On the back panel you’ll find the standard MIDI In/Out connectors along with a USB port that provides both MIDI messaging and power for the unit. There are jacks for sustain and expression pedals, as well as a 9-volt DC jack for power.
The two most important features for a MIDI controller are the control surface and the keyboard feel. If you are a keyboard player, or plan to put the controller in front of one, this can make the difference between an expressive keyboard part and one that sits ‘flat’ because the keyboard doesn’t feel like an actual musical instrument. The new Axiom controllers have a more responsive and firm touch than older versions and have a good feel for most keyboard parts. It responds to velocity and aftertouch as keyboard players will expect, but they can also customize velocity curves to their playing style.
On the control surface, M-Audio has added toggle switches to the control panel. This gives you the flexibility to use the sliders and the rotary dials to control what you need to, making it possible to assign both HyperControl and MIDI functions to the knobs and the sliders. There are also dedicated HyperControl buttons for both Mix and Inst/FX for the faders and the rotaries. Along with transport controls, once configured through the edit menu, it’s possible to drive a recording session completely from the Axiom Air itself.

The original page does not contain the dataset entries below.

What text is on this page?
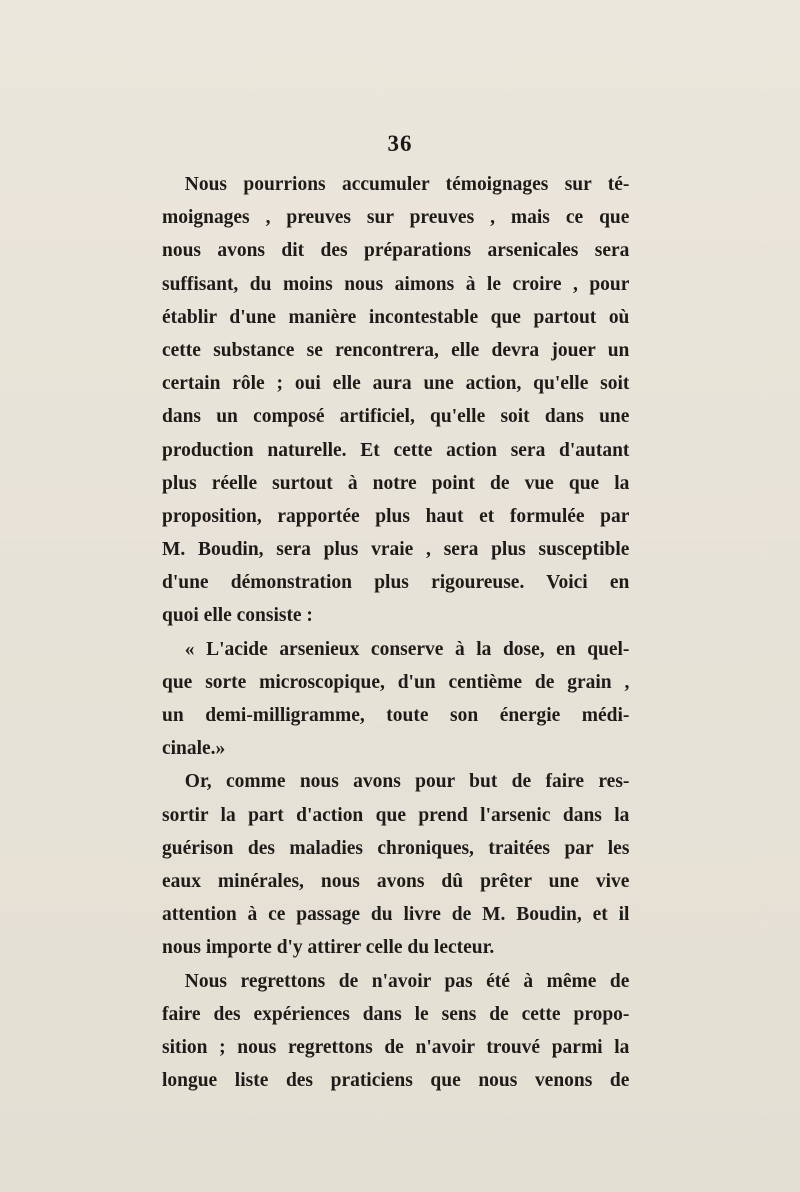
36
Nous pourrions accumuler témoignages sur té-
moignages , preuves sur preuves , mais ce que
nous avons dit des préparations arsenicales sera
suffisant, du moins nous aimons à le croire , pour
établir d'une manière incontestable que partout où
cette substance se rencontrera, elle devra jouer un
certain rôle ; oui elle aura une action, qu'elle soit
dans un composé artificiel, qu'elle soit dans une
production naturelle. Et cette action sera d'autant
plus réelle surtout à notre point de vue que la
proposition, rapportée plus haut et formulée par
M. Boudin, sera plus vraie , sera plus susceptible
d'une démonstration plus rigoureuse. Voici en
quoi elle consiste :
« L'acide arsenieux conserve à la dose, en quel-
que sorte microscopique, d'un centième de grain ,
un demi-milligramme, toute son énergie médi-
cinale.»
Or, comme nous avons pour but de faire res-
sortir la part d'action que prend l'arsenic dans la
guérison des maladies chroniques, traitées par les
eaux minérales, nous avons dû prêter une vive
attention à ce passage du livre de M. Boudin, et il
nous importe d'y attirer celle du lecteur.
Nous regrettons de n'avoir pas été à même de
faire des expériences dans le sens de cette propo-
sition ; nous regrettons de n'avoir trouvé parmi la
longue liste des praticiens que nous venons de
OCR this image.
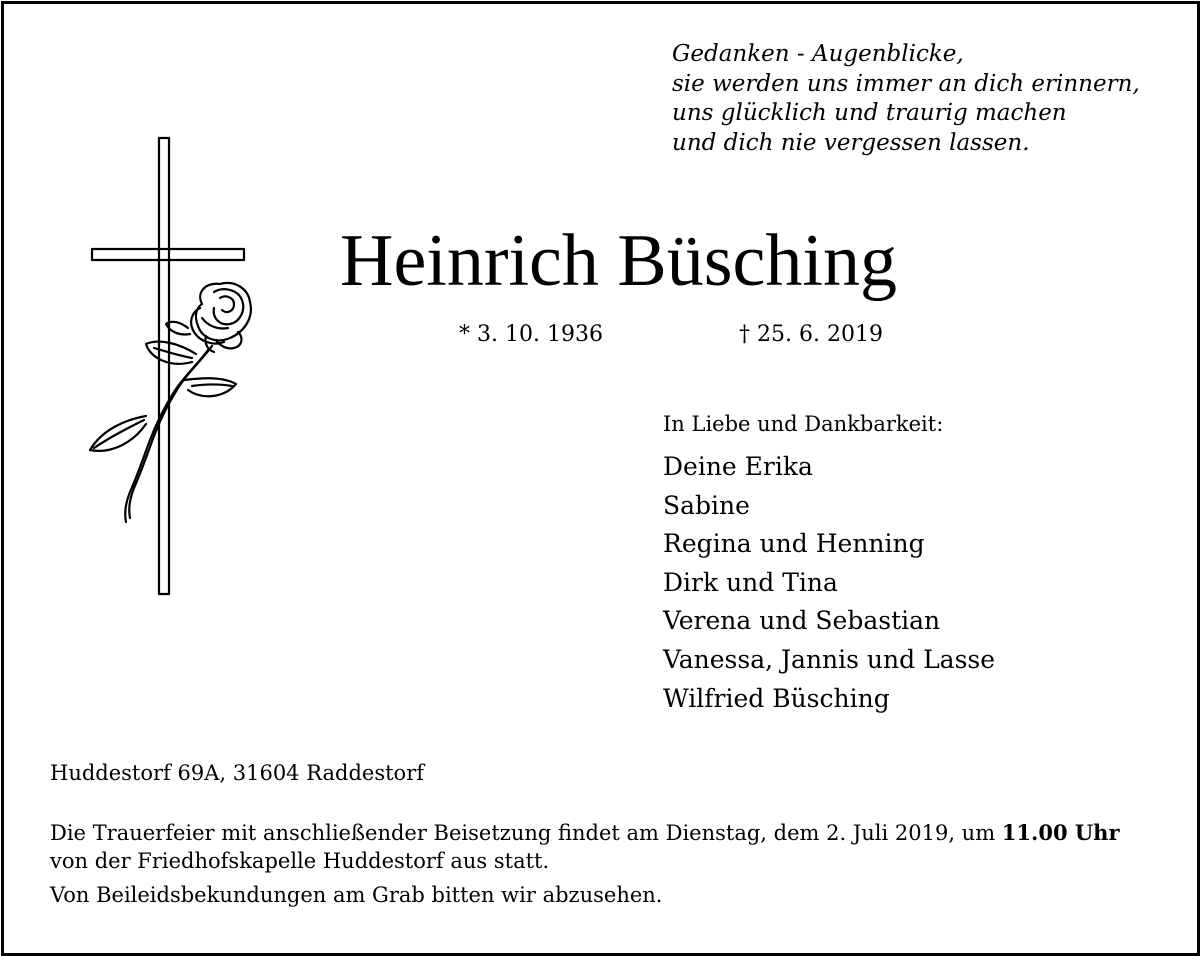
Gedanken - Augenblicke,
sie werden uns immer an dich erinnern,
uns glücklich und traurig machen
und dich nie vergessen lassen.
Heinrich Büsching
* 3. 10. 1936	† 25. 6. 2019
In Liebe und Dankbarkeit:
Deine Erika
Sabine
Regina und Henning
Dirk und Tina
Verena und Sebastian
Vanessa, Jannis und Lasse
Wilfried Büsching
Huddestorf 69A, 31604 Raddestorf
Die Trauerfeier mit anschließender Beisetzung findet am Dienstag, dem 2. Juli 2019, um 11.00 Uhr von der Friedhofskapelle Huddestorf aus statt.
Von Beileidsbekundungen am Grab bitten wir abzusehen.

Axiom air comes in 32-, 49- and 61-key versions with Air Music Technology’s Ignite package as a free download. In addition to hundreds of onboard instruments, Ignite supports two tracks of simultaneous audio recording and effects can be added to any audio track. Ignite features some software technology to help jump-start your creative sessions including a chord player that generates a chord pattern from a single key, and a phrase player with dozens of useful patterns.
The Axiom air 49 is a great choice for a controller that provides extensive MIDI control for tech-savvy songwriters and producers along with a good-feeling compact keyboard with drum pads.